In your third year, you graduate to only two mandatory classes:
Theory of Magic, in which you read and learn about different systems of religion and magic throughout the ages (not only Christianity, Islam, Buddhism, and Hinduism, but also Freemasonry, the Orders of the Rosy Cross, Golden Dawn, and others)
Advanced Ritual, in which you practice these religions and magic systems one after another, conducting their ceremonies and rituals, immersing yourself fully (moving on to the next just when you start believing them despite yourself)
You are encouraged to take your pick of optional courses such as storytelling and language, herbalism, alchemy, cartomancy, runes, astrology, and other specialised forms of divination. You understand these methods to act as vessels for your magical will and belief, which you can wield like a tool. If you write a story or make a herbal sachet, you weave your will into every word or herb you add, thereby completing a magical working. Students are expected to take two or three optional courses, according to preference and aptitude. Some students, however, are assigned courses by their mentors in order to get over mental blocks or deficiencies.
Visions and uncanny events abound. Guided by your mentor, you practice rituals to help you understand the messages you receive. As you hone your sixth sense, you realise it is your Holy Guardian Angel or future magical self reaching out to you, guiding your path. Still, you fail to communicate with your HGA through evocation rather than visions and omens. Your mentor advises patience.
The break between third and fourth year constitutes a turning point: You got a glimpse of what your studies have been building up to, yet you cannot fully grasp it yet.
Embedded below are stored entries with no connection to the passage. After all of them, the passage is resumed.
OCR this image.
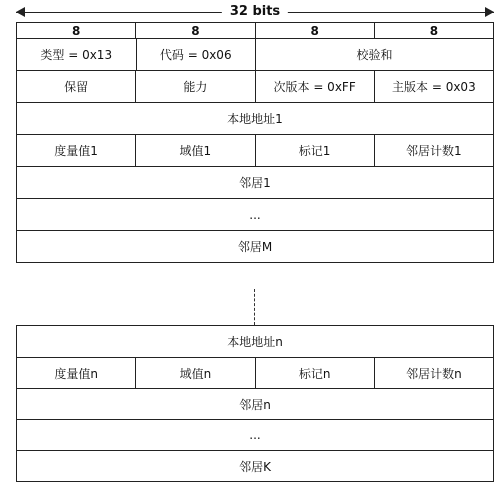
32 bits
8	8	8	8
类型 = 0x13	代码 = 0x06	校验和
保留	能力	次版本 = 0xFF	主版本 = 0x03
本地地址1
度量值1	域值1	标记1	邻居计数1
邻居1
...
邻居M
本地地址n
度量值n	域值n	标记n	邻居计数n
邻居n
...
邻居K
You understand with your head without feeling in your bones. Frustrated, you stop the practice you’ve been keeping up unbroken for three years. The spooky action stops, everything stops.
Most students return eventually, bored of ordinary life and its limitations.
IV.
From fourth year onward, the curriculum cannot be explained in words anymore. Most practices are individual, although students might congregate to perform group rituals from time to time, either spontaneously or directed by their mentors.
Representatives from magical orders and lodges around the world visit the school to mingle with fourth and fifth years, looking to bolster their ranks with new talent. Students are advised by their teachers but never forced to join any particular order. From the fifth year onward, they are free to leave the school, join any order they wish to join, or stay on as teachers or researchers. At this point, their magical journey is their own—they may attain secret wisdom, eventually ascending to venerated magi, or they may falter. Either way, at this point there is an understanding that true knowledge of the highest grade cannot be communicated in written or spoken form, it must be experienced.
Those who choose to stay at the academy welcome fresh students every year, perpetuating the cycle of teaching and learning.
DCLXVI.
From Hogwarts to the Jedi Temple, fictional schools teaching supernatural powers have fascinated us for a long time. This is my own concept of what a magic academy might look like, based on Western occult traditions and systems as well as my personal understanding and preference. I sought to make it realistic, to make you actually believe you could study and master magic at this mysterious academy, which is why this is written the way it is.
Did you believe? Would you want to attain its secret wisdom? Since its significance cannot be communicated, not even in this piece, the last part might feel lacklustre. It is what it is.
The question of whether or not you actually can attain secret wisdom, enlightenment, whatever you may call it—that I leave up to you.
This is very cool, Vanessa. I like it. It feels like it is imbued with respect towards magic and the power it would hold.
Reading this, especially the start, made me think of the book that I believe both of us have read: Vita Nostra.